MotoGP, Yamaha non si ferma "Duro lavoro dietro le quinte"

MotoGP
giovedì, 27 marzo 2025 alle 15:44
motogp yamaha pre austin
Nei primi test di Sepang sembrava che Yamaha stesse iniziando la risalita, i primi due GP invece hanno mostrato ben altro scenario. Il marchio di Iwata non ha mostrato i progressi che ci si aspettava già di vedere. Qualche piccolo segnale incoraggiante era arrivato da Jack Miller (Pramac Racing), anche se la fortuna non gli ha sorriso. La stagione MotoGP 2025 però è cominciata al di sotto delle aspettative, come andrà ad Austin? I precedenti ci dicono che le M1, pur non avendo mai vinto su questo tracciato, hanno messo a referto svariati piazzamenti sul podio. È dal 2021 però che la casa giapponese non si avvicina alla top 3 in questo GP... Ricordiamo che non ci sarà neanche Miguel Oliveira, infortunato e sostituito dal tester Augusto Fernandez. Una sostituzione, ma anche un'occasione per raccogliere dati utili in un contesto di gara e quindi dare una mano al lavoro in casa Yamaha per risalire quanto prima in MotoGP.

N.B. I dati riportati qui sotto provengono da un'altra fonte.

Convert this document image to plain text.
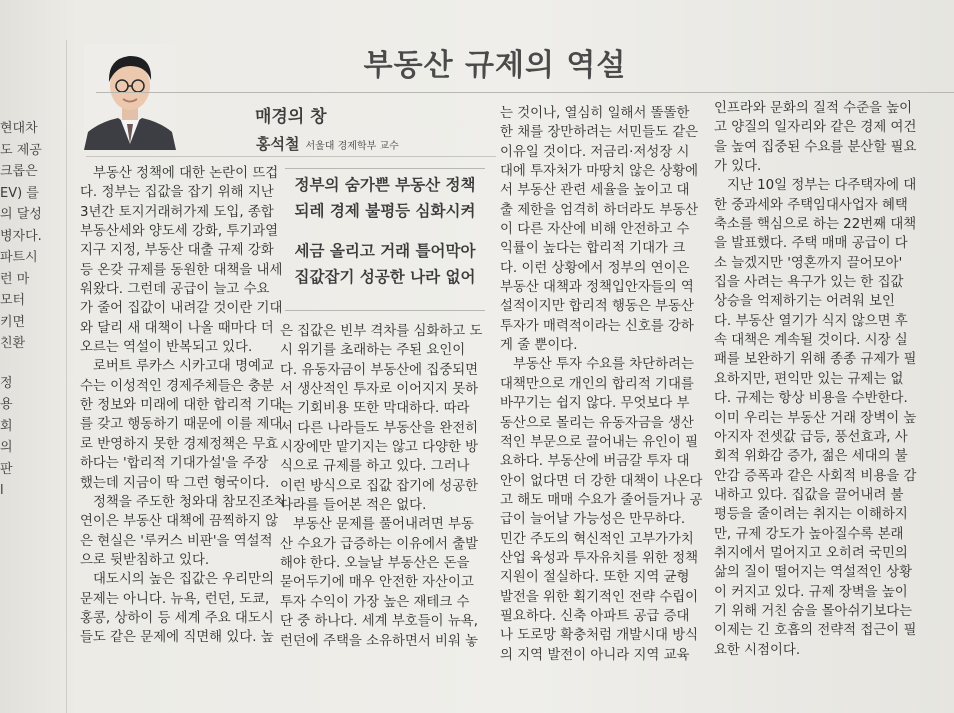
현대차
도 제공
크롭은
EV) 를
의 달성
병자다.
파트시
런 마
모터
키면
친환
정
용
회
의
판
l
부동산 규제의 역설
매경의 창
홍석철 서울대 경제학부 교수
정부의 숨가쁜 부동산 정책
되레 경제 불평등 심화시켜
세금 올리고 거래 틀어막아
집값잡기 성공한 나라 없어
부동산 정책에 대한 논란이 뜨겁
다. 정부는 집값을 잡기 위해 지난
3년간 토지거래허가제 도입, 종합
부동산세와 양도세 강화, 투기과열
지구 지정, 부동산 대출 규제 강화
등 온갖 규제를 동원한 대책을 내세
워왔다. 그런데 공급이 늘고 수요
가 줄어 집값이 내려갈 것이란 기대
와 달리 새 대책이 나올 때마다 더
오르는 역설이 반복되고 있다.
로버트 루카스 시카고대 명예교
수는 이성적인 경제주체들은 충분
한 정보와 미래에 대한 합리적 기대
를 갖고 행동하기 때문에 이를 제대
로 반영하지 못한 경제정책은 무효
하다는 '합리적 기대가설'을 주장
했는데 지금이 딱 그런 형국이다.
정책을 주도한 청와대 참모진조차
연이은 부동산 대책에 끔찍하지 않
은 현실은 '루커스 비판'을 역설적
으로 뒷받침하고 있다.
대도시의 높은 집값은 우리만의
문제는 아니다. 뉴욕, 런던, 도쿄,
홍콩, 상하이 등 세계 주요 대도시
들도 같은 문제에 직면해 있다. 높
은 집값은 빈부 격차를 심화하고 도
시 위기를 초래하는 주된 요인이
다. 유동자금이 부동산에 집중되면
서 생산적인 투자로 이어지지 못하
는 기회비용 또한 막대하다. 따라
서 다른 나라들도 부동산을 완전히
시장에만 맡기지는 않고 다양한 방
식으로 규제를 하고 있다. 그러나
이런 방식으로 집값 잡기에 성공한
나라를 들어본 적은 없다.
부동산 문제를 풀어내려면 부동
산 수요가 급증하는 이유에서 출발
해야 한다. 오늘날 부동산은 돈을
묻어두기에 매우 안전한 자산이고
투자 수익이 가장 높은 재테크 수
단 중 하나다. 세계 부호들이 뉴욕,
런던에 주택을 소유하면서 비워 놓
는 것이나, 열심히 일해서 똘똘한
한 채를 장만하려는 서민들도 같은
이유일 것이다. 저금리·저성장 시
대에 투자처가 마땅치 않은 상황에
서 부동산 관련 세율을 높이고 대
출 제한을 엄격히 하더라도 부동산
이 다른 자산에 비해 안전하고 수
익률이 높다는 합리적 기대가 크
다. 이런 상황에서 정부의 연이은
부동산 대책과 정책입안자들의 역
설적이지만 합리적 행동은 부동산
투자가 매력적이라는 신호를 강하
게 줄 뿐이다.
부동산 투자 수요를 차단하려는
대책만으로 개인의 합리적 기대를
바꾸기는 쉽지 않다. 무엇보다 부
동산으로 몰리는 유동자금을 생산
적인 부문으로 끌어내는 유인이 필
요하다. 부동산에 버금갈 투자 대
안이 없다면 더 강한 대책이 나온다
고 해도 매매 수요가 줄어들거나 공
급이 늘어날 가능성은 만무하다.
민간 주도의 혁신적인 고부가가치
산업 육성과 투자유치를 위한 정책
지원이 절실하다. 또한 지역 균형
발전을 위한 획기적인 전략 수립이
필요하다. 신축 아파트 공급 증대
나 도로망 확충처럼 개발시대 방식
의 지역 발전이 아니라 지역 교육
인프라와 문화의 질적 수준을 높이
고 양질의 일자리와 같은 경제 여건
을 높여 집중된 수요를 분산할 필요
가 있다.
지난 10일 정부는 다주택자에 대
한 중과세와 주택임대사업자 혜택
축소를 핵심으로 하는 22번째 대책
을 발표했다. 주택 매매 공급이 다
소 늘겠지만 '영혼까지 끌어모아'
집을 사려는 욕구가 있는 한 집값
상승을 억제하기는 어려워 보인
다. 부동산 열기가 식지 않으면 후
속 대책은 계속될 것이다. 시장 실
패를 보완하기 위해 종종 규제가 필
요하지만, 편익만 있는 규제는 없
다. 규제는 항상 비용을 수반한다.
이미 우리는 부동산 거래 장벽이 높
아지자 전셋값 급등, 풍선효과, 사
회적 위화감 증가, 젊은 세대의 불
안감 증폭과 같은 사회적 비용을 감
내하고 있다. 집값을 끌어내려 불
평등을 줄이려는 취지는 이해하지
만, 규제 강도가 높아질수록 본래
취지에서 멀어지고 오히려 국민의
삶의 질이 떨어지는 역설적인 상황
이 커지고 있다. 규제 장벽을 높이
기 위해 거친 숨을 몰아쉬기보다는
이제는 긴 호흡의 전략적 접근이 필
요한 시점이다.
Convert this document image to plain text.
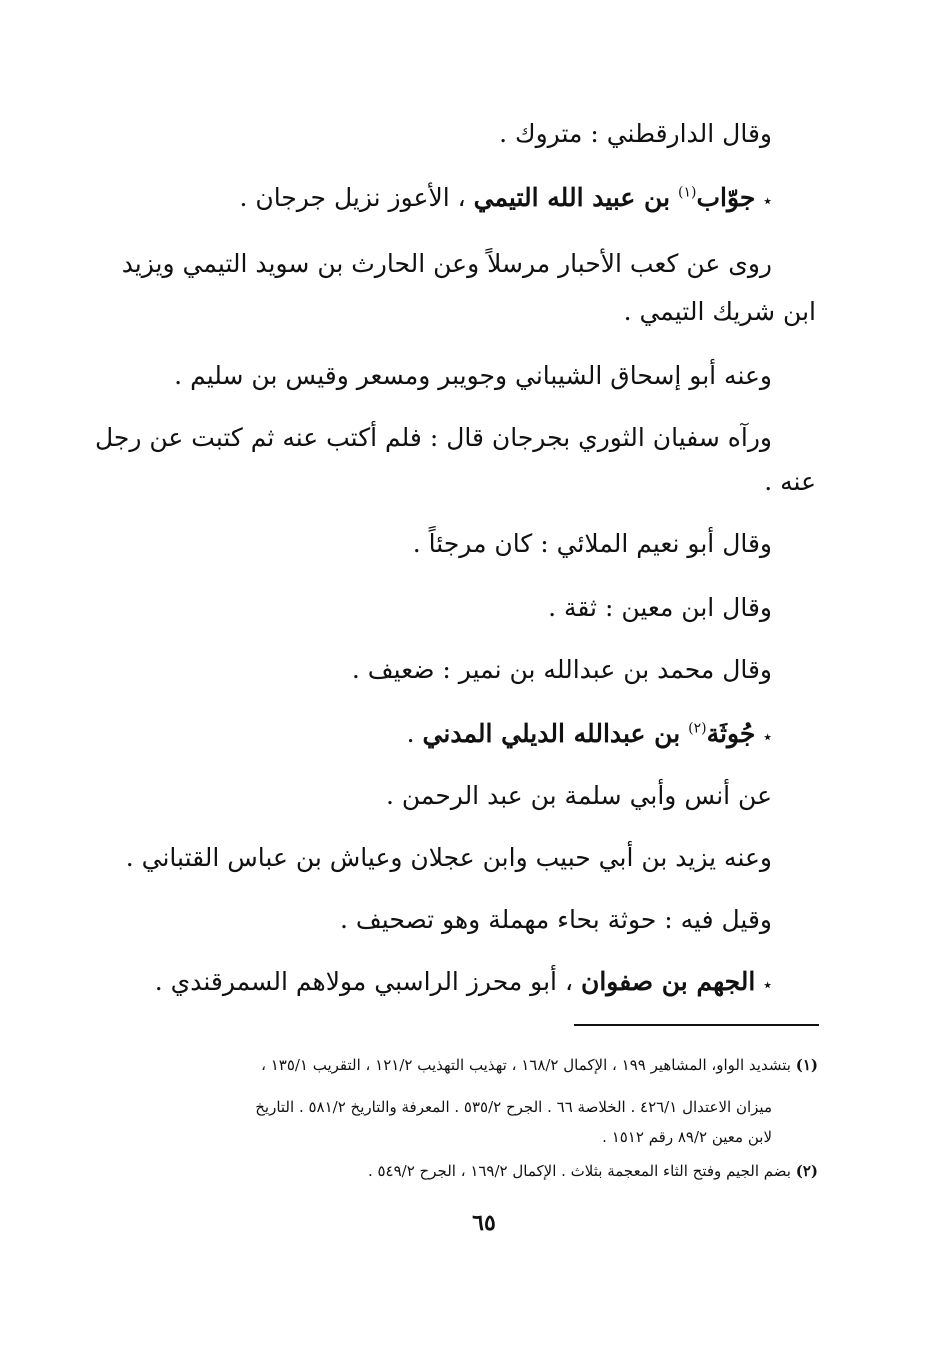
وقال الدارقطني : متروك .
٭ جوّاب$^{(١)}$ بن عبيد الله التيمي ، الأعوز نزيل جرجان .
روى عن كعب الأحبار مرسلاً وعن الحارث بن سويد التيمي ويزيد
ابن شريك التيمي .
وعنه أبو إسحاق الشيباني وجويبر ومسعر وقيس بن سليم .
ورآه سفيان الثوري بجرجان قال : فلم أكتب عنه ثم كتبت عن رجل
عنه .
وقال أبو نعيم الملائي : كان مرجئاً .
وقال ابن معين : ثقة .
وقال محمد بن عبدالله بن نمير : ضعيف .
٭ جُوثَة$^{(٢)}$ بن عبدالله الديلي المدني .
عن أنس وأبي سلمة بن عبد الرحمن .
وعنه يزيد بن أبي حبيب وابن عجلان وعياش بن عباس القتباني .
وقيل فيه : حوثة بحاء مهملة وهو تصحيف .
٭ الجهم بن صفوان ، أبو محرز الراسبي مولاهم السمرقندي .
(١) بتشديد الواو، المشاهير ١٩٩ ، الإكمال ١٦٨/٢ ، تهذيب التهذيب ١٢١/٢ ، التقريب ١٣٥/١ ،
ميزان الاعتدال ٤٢٦/١ . الخلاصة ٦٦ . الجرح ٥٣٥/٢ . المعرفة والتاريخ ٥٨١/٢ . التاريخ
لابن معين ٨٩/٢ رقم ١٥١٢ .
(٢) بضم الجيم وفتح الثاء المعجمة بثلاث . الإكمال ١٦٩/٢ ، الجرح ٥٤٩/٢ .
٦٥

Yamaha, i precedenti ad Austin

Nel 2013, prima edizione del GP delle Americhe sul tracciato texano, ci ha pensato Jorge Lorenzo a piazzare la M1 sul terzo gradino del podio MotoGP, dietro alla super coppia Repsol Honda di allora (Marquez-Pedrosa). Avanti al 2015 con Valentino Rossi sempre sul terzo gradino del podio, dietro al vincitore Marquez ed alla Ducati guidata da Andrea Dovizioso. Jorge Lorenzo mette la Yamaha sul podio di Austin anche nel 2016, stavolta secondo, ma sempre dietro all'inarrestabile campione di Cervera. Nel 2017 ecco ancora Valentino Rossi, anche lui 2° e tra i due assi Honda (sempre Marquez-Pedrosa), secondo posto confermato pure negli anni successivi con diversi piloti: Maverick Vinales, ancora Valentino Rossi, Fabio Quartararo nel 2021. È questo infatti l'ultimo anno in cui Yamaha ha raggiunto il podio in MotoGP.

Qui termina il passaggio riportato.